As part of the work we are developing on rent controls in Scotland – the Minister for Zero Carbon Buildings, Active Travel and Tenants' Rights has met with the Residential Tenancies Board.

Emerging proposals

High level emerging proposals were shared, with a view to gaining wide input and insight from Group members. These are not final proposals, and are shared as a starting point for discussions.

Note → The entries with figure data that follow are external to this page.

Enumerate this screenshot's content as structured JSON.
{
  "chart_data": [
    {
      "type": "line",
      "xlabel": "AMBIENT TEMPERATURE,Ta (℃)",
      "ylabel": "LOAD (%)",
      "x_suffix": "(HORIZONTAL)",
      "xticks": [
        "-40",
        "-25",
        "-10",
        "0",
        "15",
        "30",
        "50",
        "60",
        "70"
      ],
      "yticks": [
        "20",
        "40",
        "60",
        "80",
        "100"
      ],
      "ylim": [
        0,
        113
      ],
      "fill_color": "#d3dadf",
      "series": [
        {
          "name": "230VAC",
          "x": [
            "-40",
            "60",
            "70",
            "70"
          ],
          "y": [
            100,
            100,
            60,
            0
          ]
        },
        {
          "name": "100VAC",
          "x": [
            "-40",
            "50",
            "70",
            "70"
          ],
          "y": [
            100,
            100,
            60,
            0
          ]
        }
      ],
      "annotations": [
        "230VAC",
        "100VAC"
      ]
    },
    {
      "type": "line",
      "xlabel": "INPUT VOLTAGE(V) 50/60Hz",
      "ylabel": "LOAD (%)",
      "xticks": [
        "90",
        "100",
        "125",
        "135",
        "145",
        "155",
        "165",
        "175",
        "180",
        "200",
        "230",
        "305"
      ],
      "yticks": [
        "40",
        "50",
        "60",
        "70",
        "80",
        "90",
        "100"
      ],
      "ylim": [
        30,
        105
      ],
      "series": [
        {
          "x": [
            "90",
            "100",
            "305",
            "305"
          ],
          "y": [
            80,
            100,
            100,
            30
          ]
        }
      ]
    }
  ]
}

  • it is important to ensure that local circumstances in relation to housing are taken into account, and local authorities are best placed to support this
  • proposals include a requirement for local authorities to carry out an assessment of rent conditions in their local area and make a recommendation about whether they consider that the Scottish Ministers should impose rent controls in all or part of their area
  • the intention is that the Scottish Ministers will be the final decision maker about whether to impose rent control, taking account of the evidence of the requirement and proportionality
  • it is proposed that there would be statutory requirements around consultation before any measures can be introduced, and that regulations which implement rent control areas will be subject to Parliamentary approval
  • the proposals being developed will support the ongoing, cyclical assessment of conditions in relation to rent
  • the intention is that designation as an area subject to rent control will be time limited, with any re-designation being based on the outcome of further assessment of conditions
  • where a rent control area is introduced, the intention is that there will be a restriction on the amount by which rents can be increased in that area
  • in principle, the intention is that rent control will be applied both within and between tenancies
  • although there are some similarities with the Rent Pressure Zone (RPZ) measures brought in by the Private Housing (Tenancies) (Scotland) Act 2016, the proposed measures include a mandatory requirement to assess rent conditions regularly which will cover the whole of Scotland
  • this is a significant change of approach from the RPZ measures which were optional
  • it is intended that the form of assessment will be clearly set out and transparent, and officials will be working with local authorities and the Local Authority Working Group on Rent Control to develop this, to ensure that Ministers have the evidence they would need to make a decision
  • the expectation would be that local authorities would assess their whole area and, dependant on the outcome, could focus on any specific areas where issues are identified

Scottish Government are keen to work with stakeholders on the proposals and the guidance will be developed to support the assessment process and the criteria that will inform consideration of whether rent control should be recommended.

Officials would welcome members’ views and feedback on the high level proposals, as the start of an ongoing discussion.

Any other business

Members were encouraged to contact officials with any views or comments ahead of the next meeting.